Individuals in common pools—for example, employees in firms and citizens in a jurisdiction—want managers of those pools to act paternalistically toward others because this lowers the costs of participating in the pool. The nanny state and, increasingly, the nanny corporation are simply responding to this demand. These two can be thought of as competing in the “market for nannyism” to deliver nannyism to individuals who demand it.
Where nannyism is inevitable, as it is in a world in which others pay, the question then becomes which of the two sources of nanny rules—the state or the firm—is the most efficient supplier of nannyism. This Article describes numerous reasons why corporate nannies are superior to their state analogs. For instance, corporate policies are subjected to more instantaneous feedback from labor markets, which reduces overreaching but also helps solve information problems in ways likely to reduce the sum of decision and error costs.

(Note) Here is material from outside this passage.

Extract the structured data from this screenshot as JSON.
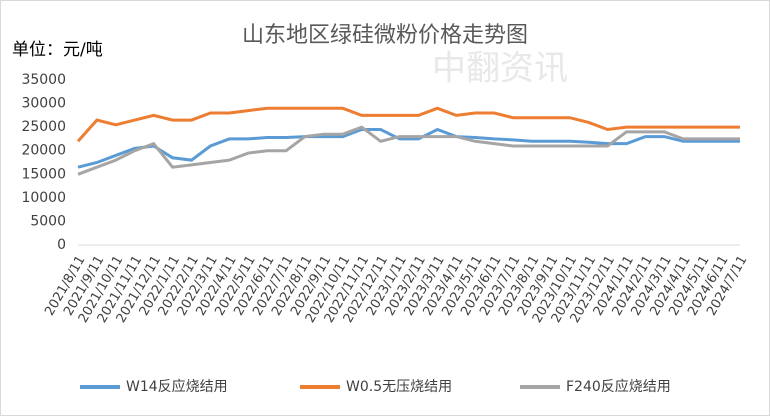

There is, however, no theory under which the state or firm will always be superior at imposing nanny limitations on behavior. Because of this, we might expect firms to supply nanny rules when it is efficient for them to do so, say because of better monitoring, lower agency costs, or the like, and not to do so when government rules could be supplied at lower cost for a given efficacy level. The problem, however, is that there are government rules, regulations, statutes, constitutional provisions, and case law that may distort the market from efficiency. This Article makes the case for corporate nannyism and shows how government regulation may be biased without justification in favor of the nanny state.